By Paula Monreal
Las cuerdas del chelo retumban en mi corazón tan tensas que de cada golpe brota un hilo de sangre, agudo o grave, según lo profundo o lo inmediato de la herida. Apago el motor y subo la música para no sentir el ruido de las hojas acumuladas delante de la puerta. Mi cabeza vuela tan alto, y tan rápido, que las copas de los pinos de Valsaín me ahogan de vértigo.

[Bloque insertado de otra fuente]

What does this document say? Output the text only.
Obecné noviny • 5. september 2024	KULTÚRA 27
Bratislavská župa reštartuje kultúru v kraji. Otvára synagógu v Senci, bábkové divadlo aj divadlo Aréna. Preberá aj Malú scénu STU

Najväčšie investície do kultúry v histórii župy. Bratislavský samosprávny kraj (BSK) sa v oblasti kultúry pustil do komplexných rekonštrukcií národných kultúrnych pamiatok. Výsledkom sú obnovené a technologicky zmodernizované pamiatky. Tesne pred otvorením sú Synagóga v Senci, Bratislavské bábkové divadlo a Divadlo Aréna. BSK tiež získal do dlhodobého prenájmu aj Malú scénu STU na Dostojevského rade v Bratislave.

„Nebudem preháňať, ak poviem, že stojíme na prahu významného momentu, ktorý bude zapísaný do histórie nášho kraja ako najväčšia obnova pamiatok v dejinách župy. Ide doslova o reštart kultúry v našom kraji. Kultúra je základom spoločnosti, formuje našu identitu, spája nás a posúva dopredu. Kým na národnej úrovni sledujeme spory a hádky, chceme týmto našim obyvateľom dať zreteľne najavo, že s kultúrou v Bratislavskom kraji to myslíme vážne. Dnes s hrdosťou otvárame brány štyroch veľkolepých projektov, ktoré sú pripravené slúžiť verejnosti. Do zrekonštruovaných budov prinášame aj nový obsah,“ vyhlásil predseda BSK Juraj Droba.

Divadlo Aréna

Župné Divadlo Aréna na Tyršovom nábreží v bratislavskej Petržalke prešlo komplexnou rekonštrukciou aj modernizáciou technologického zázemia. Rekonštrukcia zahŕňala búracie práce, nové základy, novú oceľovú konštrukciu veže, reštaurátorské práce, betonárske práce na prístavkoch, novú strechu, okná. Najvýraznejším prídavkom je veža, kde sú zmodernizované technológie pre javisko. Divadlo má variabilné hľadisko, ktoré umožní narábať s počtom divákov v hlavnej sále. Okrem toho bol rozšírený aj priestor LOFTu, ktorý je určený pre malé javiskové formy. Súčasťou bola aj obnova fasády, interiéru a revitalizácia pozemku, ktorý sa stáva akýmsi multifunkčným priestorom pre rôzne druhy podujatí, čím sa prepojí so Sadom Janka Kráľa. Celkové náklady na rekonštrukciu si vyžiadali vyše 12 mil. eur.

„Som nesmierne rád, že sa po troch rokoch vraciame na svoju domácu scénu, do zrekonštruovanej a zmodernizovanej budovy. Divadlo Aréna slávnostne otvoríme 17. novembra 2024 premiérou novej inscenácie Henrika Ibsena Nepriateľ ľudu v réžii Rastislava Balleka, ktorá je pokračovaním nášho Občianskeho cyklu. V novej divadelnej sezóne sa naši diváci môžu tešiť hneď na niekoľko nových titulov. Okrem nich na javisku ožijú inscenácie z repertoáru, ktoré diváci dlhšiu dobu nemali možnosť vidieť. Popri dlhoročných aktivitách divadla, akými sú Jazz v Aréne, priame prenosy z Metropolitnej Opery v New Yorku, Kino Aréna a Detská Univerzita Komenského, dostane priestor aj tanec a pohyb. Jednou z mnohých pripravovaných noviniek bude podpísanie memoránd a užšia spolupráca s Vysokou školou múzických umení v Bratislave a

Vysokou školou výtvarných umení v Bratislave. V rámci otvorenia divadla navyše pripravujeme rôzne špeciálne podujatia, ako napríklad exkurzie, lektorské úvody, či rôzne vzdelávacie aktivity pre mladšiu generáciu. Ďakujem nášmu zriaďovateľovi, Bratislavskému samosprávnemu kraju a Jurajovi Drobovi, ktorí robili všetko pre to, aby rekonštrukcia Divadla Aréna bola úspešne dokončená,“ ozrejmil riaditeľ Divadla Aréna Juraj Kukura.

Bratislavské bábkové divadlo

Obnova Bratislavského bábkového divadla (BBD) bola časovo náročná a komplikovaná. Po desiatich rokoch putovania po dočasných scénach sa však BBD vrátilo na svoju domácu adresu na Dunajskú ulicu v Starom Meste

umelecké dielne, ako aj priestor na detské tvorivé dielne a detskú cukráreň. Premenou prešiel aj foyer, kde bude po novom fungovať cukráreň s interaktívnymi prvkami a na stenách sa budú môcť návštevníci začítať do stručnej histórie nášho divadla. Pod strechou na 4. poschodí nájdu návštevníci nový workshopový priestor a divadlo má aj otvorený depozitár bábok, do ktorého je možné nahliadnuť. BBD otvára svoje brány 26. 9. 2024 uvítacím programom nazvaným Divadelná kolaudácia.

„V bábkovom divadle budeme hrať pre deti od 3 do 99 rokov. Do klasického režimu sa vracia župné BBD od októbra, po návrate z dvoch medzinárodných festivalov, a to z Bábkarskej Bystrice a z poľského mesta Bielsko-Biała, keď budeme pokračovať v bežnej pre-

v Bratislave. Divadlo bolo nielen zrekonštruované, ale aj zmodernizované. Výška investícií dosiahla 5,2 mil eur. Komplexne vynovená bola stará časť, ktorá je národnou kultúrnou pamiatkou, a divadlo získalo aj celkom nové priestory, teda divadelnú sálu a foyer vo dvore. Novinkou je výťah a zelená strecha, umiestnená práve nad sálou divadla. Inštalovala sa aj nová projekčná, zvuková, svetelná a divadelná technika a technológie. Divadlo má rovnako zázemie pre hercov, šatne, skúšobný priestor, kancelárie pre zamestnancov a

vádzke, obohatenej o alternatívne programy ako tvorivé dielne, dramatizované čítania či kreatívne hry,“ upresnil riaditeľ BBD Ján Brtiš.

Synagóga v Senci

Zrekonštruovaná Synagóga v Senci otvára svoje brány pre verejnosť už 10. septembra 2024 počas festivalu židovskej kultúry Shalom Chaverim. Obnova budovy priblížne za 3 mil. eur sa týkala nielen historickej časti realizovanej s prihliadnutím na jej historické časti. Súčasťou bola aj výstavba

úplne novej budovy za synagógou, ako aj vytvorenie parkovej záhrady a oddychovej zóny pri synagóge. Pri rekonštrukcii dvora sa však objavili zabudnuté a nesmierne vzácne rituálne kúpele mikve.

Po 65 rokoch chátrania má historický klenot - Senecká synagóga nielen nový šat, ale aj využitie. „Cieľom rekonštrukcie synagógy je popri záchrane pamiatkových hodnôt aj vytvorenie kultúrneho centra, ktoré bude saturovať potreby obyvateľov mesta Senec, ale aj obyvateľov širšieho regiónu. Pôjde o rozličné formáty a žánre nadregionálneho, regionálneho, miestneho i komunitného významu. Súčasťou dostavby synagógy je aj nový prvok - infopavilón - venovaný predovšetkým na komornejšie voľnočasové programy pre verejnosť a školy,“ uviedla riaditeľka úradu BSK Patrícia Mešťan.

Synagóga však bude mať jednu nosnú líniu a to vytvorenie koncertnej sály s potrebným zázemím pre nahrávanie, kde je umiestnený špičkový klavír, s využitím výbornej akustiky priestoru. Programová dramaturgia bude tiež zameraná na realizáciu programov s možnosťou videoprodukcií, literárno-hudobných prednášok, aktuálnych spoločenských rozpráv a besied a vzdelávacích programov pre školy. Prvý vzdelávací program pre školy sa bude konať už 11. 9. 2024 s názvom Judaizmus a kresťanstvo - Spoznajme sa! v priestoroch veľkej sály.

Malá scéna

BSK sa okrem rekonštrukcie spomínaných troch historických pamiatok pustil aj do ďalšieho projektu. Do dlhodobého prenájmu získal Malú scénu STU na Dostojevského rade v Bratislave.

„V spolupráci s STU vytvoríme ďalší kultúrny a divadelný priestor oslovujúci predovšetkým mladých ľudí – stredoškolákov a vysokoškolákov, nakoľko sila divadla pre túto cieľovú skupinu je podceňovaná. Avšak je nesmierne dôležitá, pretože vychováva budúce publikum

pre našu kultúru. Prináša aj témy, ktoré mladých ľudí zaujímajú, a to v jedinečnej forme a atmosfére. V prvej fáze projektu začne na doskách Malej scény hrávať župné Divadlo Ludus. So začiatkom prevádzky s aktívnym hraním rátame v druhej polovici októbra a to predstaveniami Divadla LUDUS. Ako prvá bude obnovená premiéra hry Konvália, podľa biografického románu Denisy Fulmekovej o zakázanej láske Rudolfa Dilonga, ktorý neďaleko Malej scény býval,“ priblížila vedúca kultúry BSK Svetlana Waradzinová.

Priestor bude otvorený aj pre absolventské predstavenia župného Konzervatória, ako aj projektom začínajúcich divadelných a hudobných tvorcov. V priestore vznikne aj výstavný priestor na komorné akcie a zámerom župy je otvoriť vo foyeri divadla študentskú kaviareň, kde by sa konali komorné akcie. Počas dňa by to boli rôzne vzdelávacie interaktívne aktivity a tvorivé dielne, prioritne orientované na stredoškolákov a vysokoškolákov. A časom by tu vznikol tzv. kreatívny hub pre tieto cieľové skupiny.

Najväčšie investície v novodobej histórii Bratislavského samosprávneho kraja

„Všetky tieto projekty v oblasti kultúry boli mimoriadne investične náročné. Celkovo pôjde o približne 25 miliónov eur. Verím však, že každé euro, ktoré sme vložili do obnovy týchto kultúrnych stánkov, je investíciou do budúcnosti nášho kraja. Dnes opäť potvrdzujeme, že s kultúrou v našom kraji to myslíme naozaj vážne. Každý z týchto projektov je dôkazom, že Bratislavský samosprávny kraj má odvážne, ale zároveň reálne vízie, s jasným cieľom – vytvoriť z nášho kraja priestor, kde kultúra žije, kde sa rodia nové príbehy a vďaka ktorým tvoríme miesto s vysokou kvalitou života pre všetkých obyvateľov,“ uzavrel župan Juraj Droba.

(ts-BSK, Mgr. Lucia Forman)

Llego huyendo del desamor a un lugar común: ¡qué gran error! Sin embargo, al bajar del coche me envuelve el olor a fiesta, el aroma a menta y a establo y, comprendo que es mi sitio, el único donde puedo arrastrar los pies mientras escucho el rasguño gris que voy dibujando en la tierra, y en el que cuando quiero me paro, y en el momento que quiero retomo la herida. Nadie viene detrás de mí urgiéndome. Me froto las manos intentando despegar la resina del tronco viejo de la entrada y tapo mis oídos que no quieren escuchar. Prrrrrrrrrr, prrrrrrrrrr. El pájaro carpintero pegado también a mi cabeza. ¡Es a mí a quien golpea! La cara me huele a miel, a veneno, a trementina, después de sostener tanta carga.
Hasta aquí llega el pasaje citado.